Article AUTONOME (Décision n° 2008-0896 du 29 juillet 2008 portant sur la définition des marchés pertinents de la téléphonie fixe, la désignation d'opérateurs exerçant une influence significative sur ces marchés et les obligations imposées à ce titre)



I-2.1.1. Les services d'accès aux réseaux mobiles ne sont pas substituables
aux services d'accès aux réseaux fixes


Un accès mobile est caractérisé par le fait de permettre à l'utilisateur d'y avoir recours indépendamment de sa localisation. Cette fonctionnalité de mobilité conduit par nature à ce que l'utilisateur perçoive ces services comme différents des services « en position déterminée », ou « services fixes ». En outre, le mobile revêt un caractère personnel. En pratique, un foyer, quand bien même certains de ses membres disposeraient d'un téléphone mobile, se dispense rarement d'une ligne téléphonique fixe. L'Autorité constate d'ailleurs en pratique que le nombre d'accès aux services de téléphonie fixe n'a pas réellement diminué du fait de la pénétration des services mobiles. A ce jour, la grande majorité des usagers disposent ainsi à la fois d'un téléphone mobile et d'un accès au service téléphonique fixe. Les accès mobiles ne sont donc pas substituables à leurs équivalents fixes.
On observe néanmoins des effets de substituabilité limités entre les deux types de services. L'Autorité note qu'un usager final peut utiliser un accès mobile sur le lieu où il dispose de son accès fixe, la réciproque étant fausse par définition. Ces comportements découlent notamment des politiques de forfaits quasi-généralisées sur les réseaux mobiles, et du niveau relativement élevé du prix des communications depuis un poste fixe vers un mobile en comparaison de celui des communications d'un mobile vers un autre. Mais cet effet de substituabilité porte en réalité sur les prestations de communications et non sur les prestations d'accès.
L'Autorité remarque également l'apparition d'offres de convergence entre les réseaux fixes et mobiles. Ces offres sont proposées par des acteurs intégrés horizontalement sur les marchés fixe et mobile ou bien par des opérateurs fixe et mobile s'étant entendus pour proposer une offre conjointement. Certains de ces services permettent, lorsque l'on passe un appel avec son terminal mobile depuis chez soi, d'acheminer la communication via un accès Wi-Fi et de bénéficier ainsi des tarifs applicables pour les communications téléphoniques de type voix sur large bande. Un opérateur mobile s'est également positionné de manière à concurrencer ces offres de convergence à partir d'un service purement mobile. La politique commerciale de cet opérateur consiste à offrir ou à vendre à ses clients une option permettant de passer des appels illimités depuis leur terminal mobile lorsqu'ils sont chez eux. Il ne s'agit que d'une offre commerciale puisque techniquement les appels continuent d'être systématiquement acheminés via la boucle locale radio.
L'ensemble de ces nouveaux types d'offres conduit à penser que les services d'accès aux réseaux fixes et mobiles pourraient à long terme constituer un unique marché des services téléphoniques. Mais il ne s'agit à ce jour que de tendances potentielles puisque la très grande majorité des consommateurs continue d'utiliser les services fixes, d'une part, et les services mobiles, d'autre part, de façon distincte et non interchangeable.

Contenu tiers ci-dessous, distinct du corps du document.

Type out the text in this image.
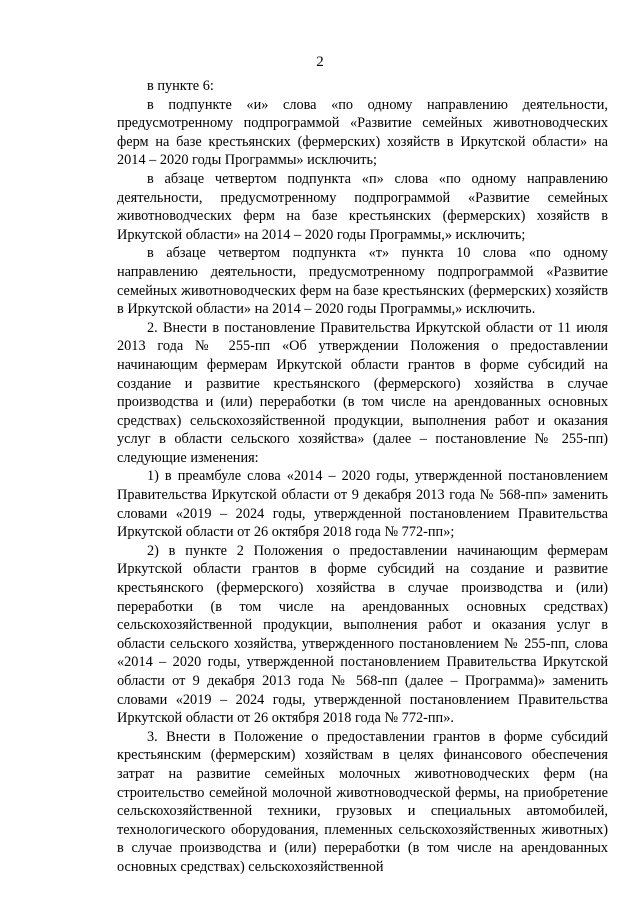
2

в пункте 6:

в подпункте «и» слова «по одному направлению деятельности, предусмотренному подпрограммой «Развитие семейных животноводческих ферм на базе крестьянских (фермерских) хозяйств в Иркутской области» на 2014 – 2020 годы Программы» исключить;

в абзаце четвертом подпункта «п» слова «по одному направлению деятельности, предусмотренному подпрограммой «Развитие семейных животноводческих ферм на базе крестьянских (фермерских) хозяйств в Иркутской области» на 2014 – 2020 годы Программы,» исключить;

в абзаце четвертом подпункта «т» пункта 10 слова «по одному направлению деятельности, предусмотренному подпрограммой «Развитие семейных животноводческих ферм на базе крестьянских (фермерских) хозяйств в Иркутской области» на 2014 – 2020 годы Программы,» исключить.

2. Внести в постановление Правительства Иркутской области от 11 июля 2013 года № 255-пп «Об утверждении Положения о предоставлении начинающим фермерам Иркутской области грантов в форме субсидий на создание и развитие крестьянского (фермерского) хозяйства в случае производства и (или) переработки (в том числе на арендованных основных средствах) сельскохозяйственной продукции, выполнения работ и оказания услуг в области сельского хозяйства» (далее – постановление № 255-пп) следующие изменения:

1) в преамбуле слова «2014 – 2020 годы, утвержденной постановлением Правительства Иркутской области от 9 декабря 2013 года № 568-пп» заменить словами «2019 – 2024 годы, утвержденной постановлением Правительства Иркутской области от 26 октября 2018 года № 772-пп»;

2) в пункте 2 Положения о предоставлении начинающим фермерам Иркутской области грантов в форме субсидий на создание и развитие крестьянского (фермерского) хозяйства в случае производства и (или) переработки (в том числе на арендованных основных средствах) сельскохозяйственной продукции, выполнения работ и оказания услуг в области сельского хозяйства, утвержденного постановлением № 255-пп, слова «2014 – 2020 годы, утвержденной постановлением Правительства Иркутской области от 9 декабря 2013 года № 568-пп (далее – Программа)» заменить словами «2019 – 2024 годы, утвержденной постановлением Правительства Иркутской области от 26 октября 2018 года № 772-пп».

3. Внести в Положение о предоставлении грантов в форме субсидий крестьянским (фермерским) хозяйствам в целях финансового обеспечения затрат на развитие семейных молочных животноводческих ферм (на строительство семейной молочной животноводческой фермы, на приобретение сельскохозяйственной техники, грузовых и специальных автомобилей, технологического оборудования, племенных сельскохозяйственных животных) в случае производства и (или) переработки (в том числе на арендованных основных средствах) сельскохозяйственной
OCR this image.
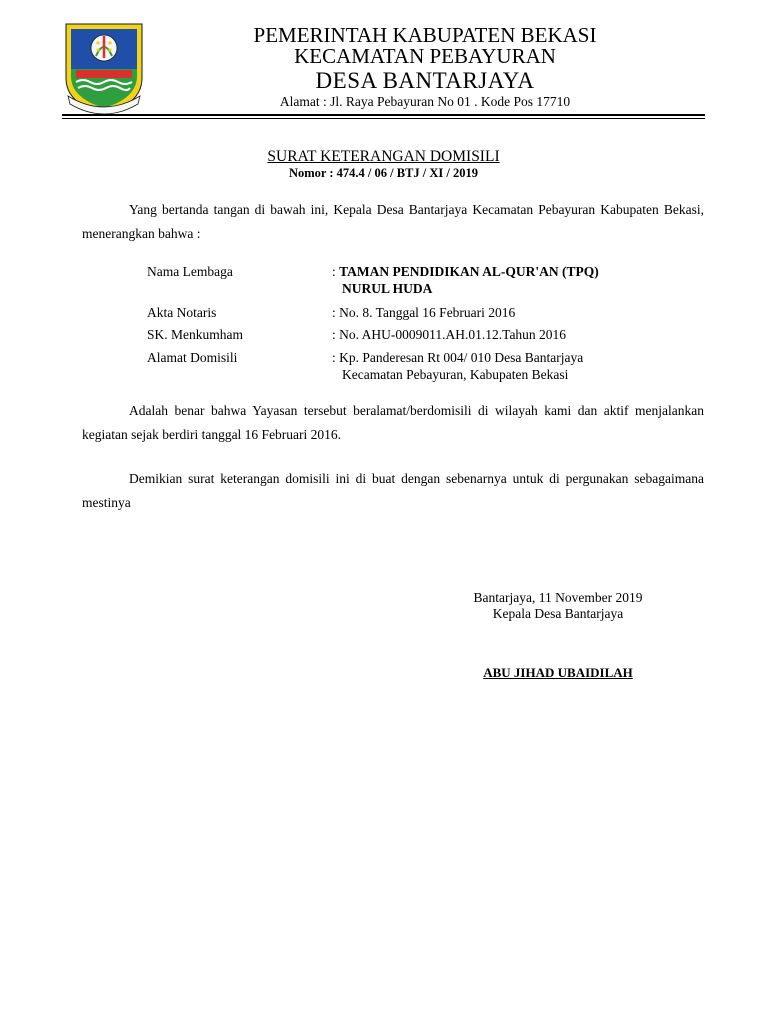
PEMERINTAH KABUPATEN BEKASI
KECAMATAN PEBAYURAN
DESA BANTARJAYA
Alamat : Jl. Raya Pebayuran No 01 . Kode Pos 17710
SURAT KETERANGAN DOMISILI
Nomor : 474.4 / 06 / BTJ / XI / 2019
Yang bertanda tangan di bawah ini, Kepala Desa Bantarjaya Kecamatan Pebayuran Kabupaten Bekasi, menerangkan bahwa :
Nama Lembaga	: TAMAN PENDIDIKAN AL-QUR'AN (TPQ)
NURUL HUDA
Akta Notaris	: No. 8. Tanggal 16 Februari 2016
SK. Menkumham	: No. AHU-0009011.AH.01.12.Tahun 2016
Alamat Domisili	: Kp. Panderesan Rt 004/ 010 Desa Bantarjaya
Kecamatan Pebayuran, Kabupaten Bekasi
Adalah benar bahwa Yayasan tersebut beralamat/berdomisili di wilayah kami dan aktif menjalankan kegiatan sejak berdiri tanggal 16 Februari 2016.
Demikian surat keterangan domisili ini di buat dengan sebenarnya untuk di pergunakan sebagaimana mestinya
Bantarjaya, 11 November 2019
Kepala Desa Bantarjaya
ABU JIHAD UBAIDILAH
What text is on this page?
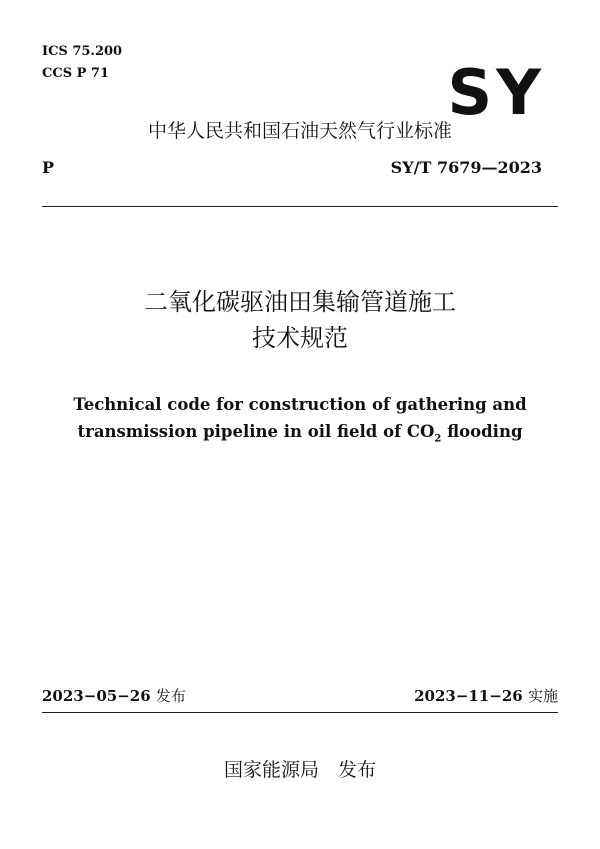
ICS 75.200
CCS P 71	SY
中华人民共和国石油天然气行业标准
P	SY/T 7679—2023
二氧化碳驱油田集输管道施工
技术规范
Technical code for construction of gathering and
transmission pipeline in oil field of $CO_2$ flooding
2023−05−26 发布	2023−11−26 实施
国家能源局　发布
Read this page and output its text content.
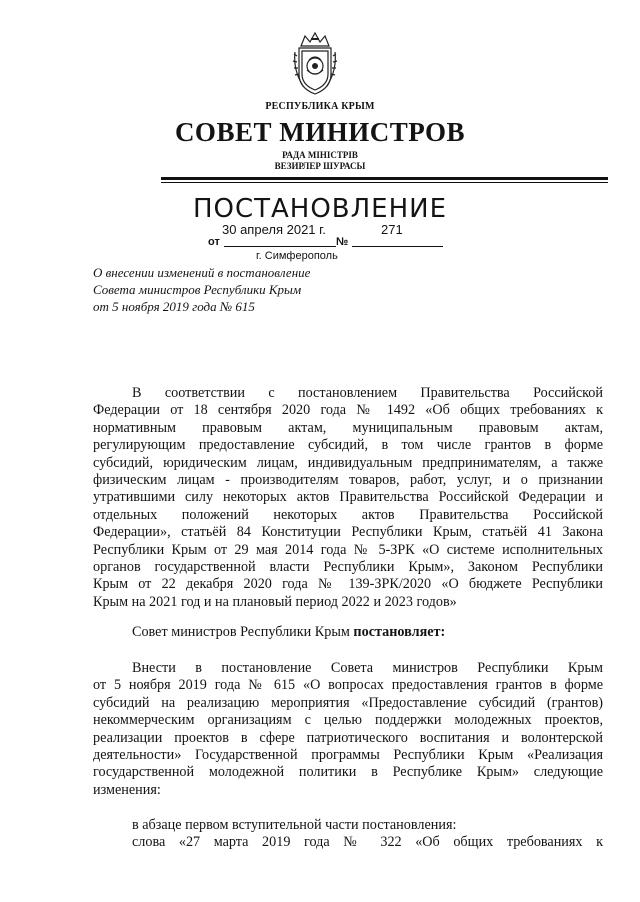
РЕСПУБЛИКА КРЫМ
СОВЕТ МИНИСТРОВ
РАДА МІНІСТРІВ
ВЕЗИРЛЕР ШУРАСЫ
ПОСТАНОВЛЕНИЕ
30 апреля 2021 г.	271
от	№
г. Симферополь
О внесении изменений в постановление
Совета министров Республики Крым
от 5 ноября 2019 года № 615
В соответствии с постановлением Правительства Российской
Федерации от 18 сентября 2020 года № 1492 «Об общих требованиях к
нормативным правовым актам, муниципальным правовым актам,
регулирующим предоставление субсидий, в том числе грантов в форме
субсидий, юридическим лицам, индивидуальным предпринимателям, а также
физическим лицам - производителям товаров, работ, услуг, и о признании
утратившими силу некоторых актов Правительства Российской Федерации и
отдельных положений некоторых актов Правительства Российской
Федерации», статьёй 84 Конституции Республики Крым, статьёй 41 Закона
Республики Крым от 29 мая 2014 года № 5-ЗРК «О системе исполнительных
органов государственной власти Республики Крым», Законом Республики
Крым от 22 декабря 2020 года № 139-ЗРК/2020 «О бюджете Республики
Крым на 2021 год и на плановый период 2022 и 2023 годов»
Совет министров Республики Крым постановляет:
Внести в постановление Совета министров Республики Крым
от 5 ноября 2019 года № 615 «О вопросах предоставления грантов в форме
субсидий на реализацию мероприятия «Предоставление субсидий (грантов)
некоммерческим организациям с целью поддержки молодежных проектов,
реализации проектов в сфере патриотического воспитания и волонтерской
деятельности» Государственной программы Республики Крым «Реализация
государственной молодежной политики в Республике Крым» следующие
изменения:
в абзаце первом вступительной части постановления:
слова «27 марта 2019 года № 322 «Об общих требованиях к
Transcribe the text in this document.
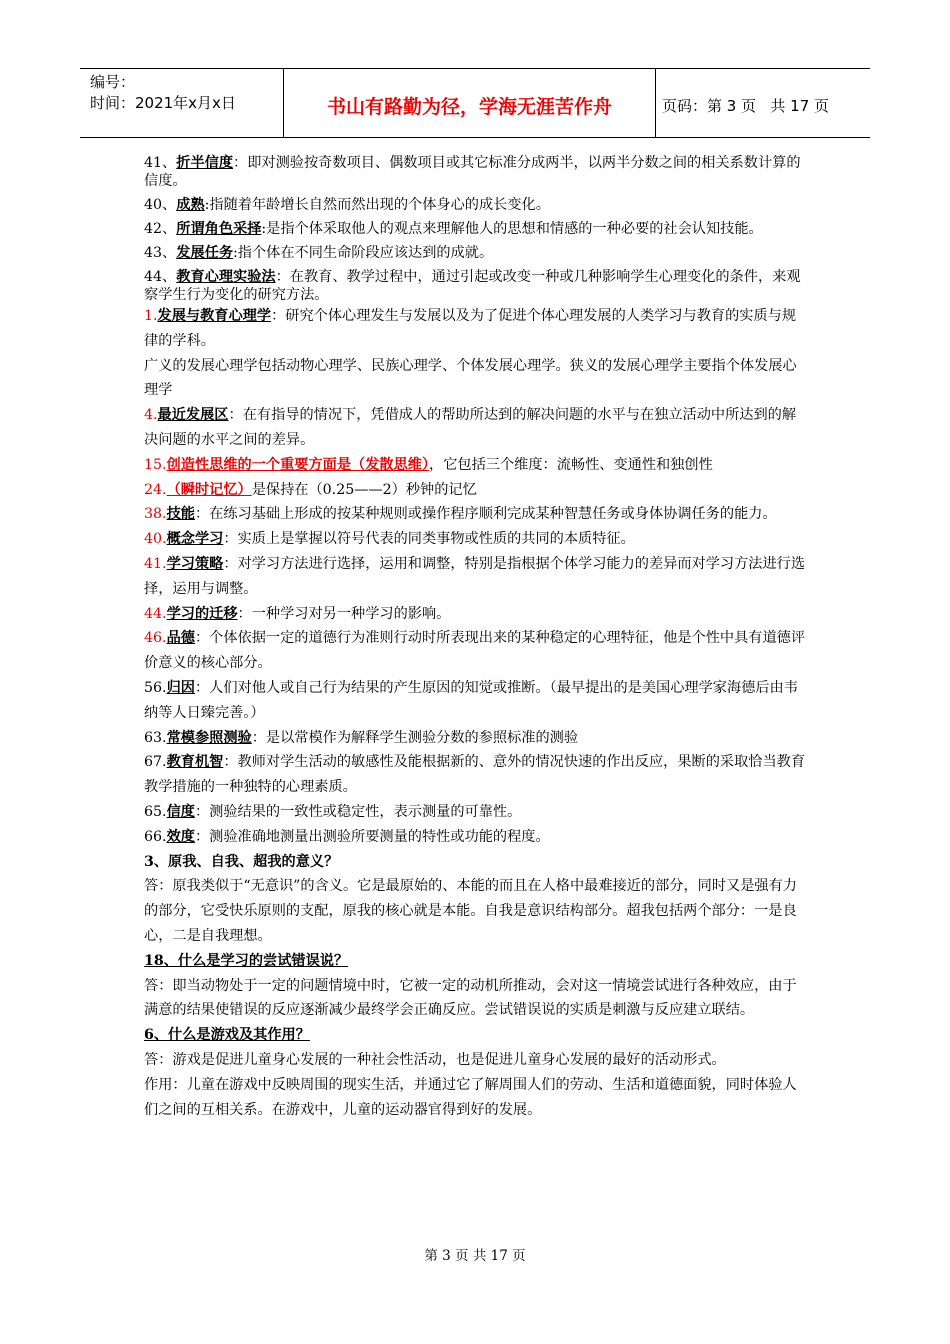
编号：
时间：2021年x月x日	书山有路勤为径，学海无涯苦作舟	页码：第 3 页   共 17 页

41、折半信度：即对测验按奇数项目、偶数项目或其它标准分成两半，以两半分数之间的相关系数计算的信度。

40、成熟:指随着年龄增长自然而然出现的个体身心的成长变化。

42、所谓角色采择:是指个体采取他人的观点来理解他人的思想和情感的一种必要的社会认知技能。

43、发展任务:指个体在不同生命阶段应该达到的成就。

44、教育心理实验法：在教育、教学过程中，通过引起或改变一种或几种影响学生心理变化的条件，来观察学生行为变化的研究方法。

1.发展与教育心理学：研究个体心理发生与发展以及为了促进个体心理发展的人类学习与教育的实质与规律的学科。

广义的发展心理学包括动物心理学、民族心理学、个体发展心理学。狭义的发展心理学主要指个体发展心理学

4.最近发展区：在有指导的情况下，凭借成人的帮助所达到的解决问题的水平与在独立活动中所达到的解决问题的水平之间的差异。

15.创造性思维的一个重要方面是（发散思维），它包括三个维度：流畅性、变通性和独创性

24.（瞬时记忆）是保持在（0.25——2）秒钟的记忆

38.技能：在练习基础上形成的按某种规则或操作程序顺利完成某种智慧任务或身体协调任务的能力。

40.概念学习：实质上是掌握以符号代表的同类事物或性质的共同的本质特征。

41.学习策略：对学习方法进行选择，运用和调整，特别是指根据个体学习能力的差异而对学习方法进行选择，运用与调整。

44.学习的迁移：一种学习对另一种学习的影响。

46.品德：个体依据一定的道德行为准则行动时所表现出来的某种稳定的心理特征，他是个性中具有道德评价意义的核心部分。

56.归因：人们对他人或自己行为结果的产生原因的知觉或推断。（最早提出的是美国心理学家海德后由韦纳等人日臻完善。）

63.常模参照测验：是以常模作为解释学生测验分数的参照标准的测验

67.教育机智：教师对学生活动的敏感性及能根据新的、意外的情况快速的作出反应，果断的采取恰当教育教学措施的一种独特的心理素质。

65.信度：测验结果的一致性或稳定性，表示测量的可靠性。

66.效度：测验准确地测量出测验所要测量的特性或功能的程度。

3、原我、自我、超我的意义？

答：原我类似于“无意识”的含义。它是最原始的、本能的而且在人格中最难接近的部分，同时又是强有力的部分，它受快乐原则的支配，原我的核心就是本能。自我是意识结构部分。超我包括两个部分：一是良心，二是自我理想。

18、什么是学习的尝试错误说？

答：即当动物处于一定的问题情境中时，它被一定的动机所推动，会对这一情境尝试进行各种效应，由于满意的结果使错误的反应逐渐减少最终学会正确反应。尝试错误说的实质是刺激与反应建立联结。

6、什么是游戏及其作用？

答：游戏是促进儿童身心发展的一种社会性活动，也是促进儿童身心发展的最好的活动形式。

作用：儿童在游戏中反映周围的现实生活，并通过它了解周围人们的劳动、生活和道德面貌，同时体验人们之间的互相关系。在游戏中，儿童的运动器官得到好的发展。

第 3 页 共 17 页
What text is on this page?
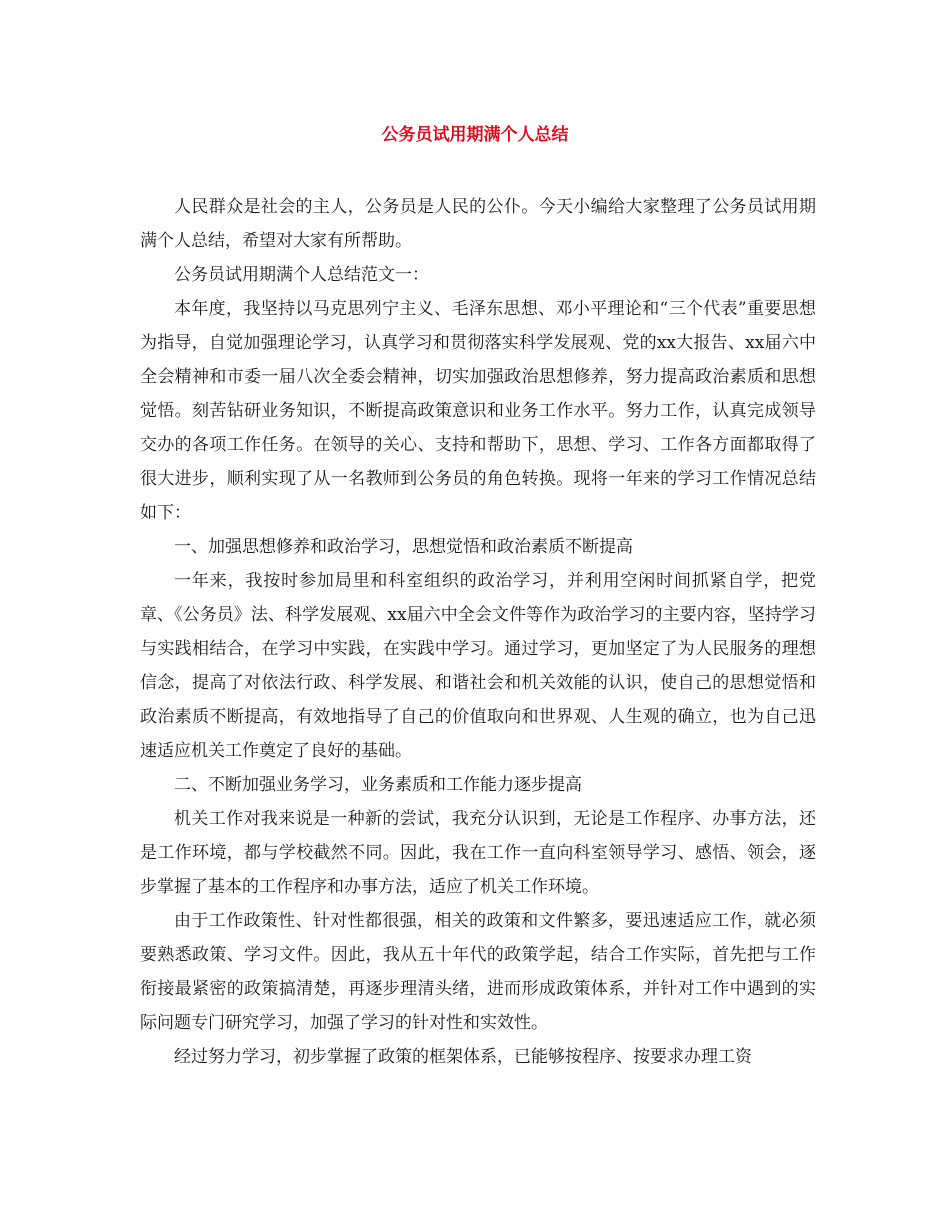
公务员试用期满个人总结

人民群众是社会的主人，公务员是人民的公仆。今天小编给大家整理了公务员试用期满个人总结，希望对大家有所帮助。

公务员试用期满个人总结范文一：

本年度，我坚持以马克思列宁主义、毛泽东思想、邓小平理论和“三个代表”重要思想为指导，自觉加强理论学习，认真学习和贯彻落实科学发展观、党的xx大报告、xx届六中全会精神和市委一届八次全委会精神，切实加强政治思想修养，努力提高政治素质和思想觉悟。刻苦钻研业务知识，不断提高政策意识和业务工作水平。努力工作，认真完成领导交办的各项工作任务。在领导的关心、支持和帮助下，思想、学习、工作各方面都取得了很大进步，顺利实现了从一名教师到公务员的角色转换。现将一年来的学习工作情况总结如下：

一、加强思想修养和政治学习，思想觉悟和政治素质不断提高

一年来，我按时参加局里和科室组织的政治学习，并利用空闲时间抓紧自学，把党章、《公务员》法、科学发展观、xx届六中全会文件等作为政治学习的主要内容，坚持学习与实践相结合，在学习中实践，在实践中学习。通过学习，更加坚定了为人民服务的理想信念，提高了对依法行政、科学发展、和谐社会和机关效能的认识，使自己的思想觉悟和政治素质不断提高，有效地指导了自己的价值取向和世界观、人生观的确立，也为自己迅速适应机关工作奠定了良好的基础。

二、不断加强业务学习，业务素质和工作能力逐步提高

机关工作对我来说是一种新的尝试，我充分认识到，无论是工作程序、办事方法，还是工作环境，都与学校截然不同。因此，我在工作一直向科室领导学习、感悟、领会，逐步掌握了基本的工作程序和办事方法，适应了机关工作环境。

由于工作政策性、针对性都很强，相关的政策和文件繁多，要迅速适应工作，就必须要熟悉政策、学习文件。因此，我从五十年代的政策学起，结合工作实际，首先把与工作衔接最紧密的政策搞清楚，再逐步理清头绪，进而形成政策体系，并针对工作中遇到的实际问题专门研究学习，加强了学习的针对性和实效性。

经过努力学习，初步掌握了政策的框架体系，已能够按程序、按要求办理工资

I-2.1.2. Les services d'accès et les services de communications constituent des marchés distincts


Du point de vue historique, les prestations d'accès ont toujours été proposées séparément des prestations de communications. Bien qu'aujourd'hui se développent des offres couplant accès et communications, la majorité des clients continue de distinguer l'abonnement des communications dans leurs choix d'achats et dans le contrôle de leur budget.
En outre, le mécanisme de sélection du transporteur, introduit à partir de 1997, repose sur la séparation entre l'accès et les communications et maintient cette distinction. La sélection du transporteur a été mise en œuvre pour développer la concurrence entre les opérateurs fournissant l'acheminement des appels, indépendamment des conditions de concurrence qui pouvaient être observées sur le marché de l'accès au réseau téléphonique public (ci-après dénommé « RTP »). De fait, la souscription à un abonnement de téléphonie fixe et la souscription à un service de communications fixes, appel par appel ou en présélection, sont effectuées auprès d'opérateurs distincts. Sous le coup du développement d'offres de communications fondées sur la sélection du transporteur, l'intensité concurrentielle est sensiblement différente entre les marchés des communications et ceux de l'accès.
Cependant, depuis 2006 et la création de l'offre de vente en gros de l'accès au service téléphonique (ci-après dénommée « VGAST »), les opérateurs alternatifs ont la possibilité de proposer des offres couplant accès et communications aux clients titulaires d'un accès chez France Télécom. De même, France Télécom commercialise une gamme d'offres « Optimale » couplant accès et communications. Ces offres unifiées permettent de simplifier les usages des clients, avec notamment une facture unique au lieu de deux dans le cas de la sélection du transporteur.
A moyen terme, il est possible que les offres couplant accès et communications se généralisent et fusionnent les marchés de l'accès et des communications en un unique marché des services téléphoniques. Mais à ce jour, les offres de sélection du transporteur représentent encore une part très importante des offres de téléphonie des opérateurs alternatifs et la majorité des usagers continuent de distinguer l'achat de l'accès de l'achat des communications.
Pour ce qui concerne les prochaines années, l'Autorité estime donc que les marchés de l'accès et des communications ne sont pas substituables et continuent de constituer des marchés distincts. Cette analyse est conforme à la nouvelle recommandation « marchés pertinents » de la Commission européenne, qui explique dans la note explicative sur sa recommandation : « Telephone services are usually supplied as overall packages of access and usage. Various options and packages may be available to end users depending on their typical usage or calling patterns. Although many end users appear to prefer to purchase both access and outgoing calls from the same undertaking, many others choose alternative undertakings from the one providing access (and the receipt of calls) in order to make some or all of their outgoing calls. An undertaking that attempted to raise the price of outgoing calls above the competitive level would face the prospect of end users substituting alternative service providers. End users can relatively easily choose alternative undertakings by means of short access codes, (carrier selection via contractual or pre-paid means) or by means of carrier pre-selection. Whilst undertakings that provide access compete on the market for outgoing calls, it does not appear to be the case that undertakings supplying outgoing calls via carrier selection or pre-selection would systematically enter the access market in response to a small but significant non-transitory increase in the price of access. Therefore, it is possible to identify separate retail markets for access and outgoing calls. »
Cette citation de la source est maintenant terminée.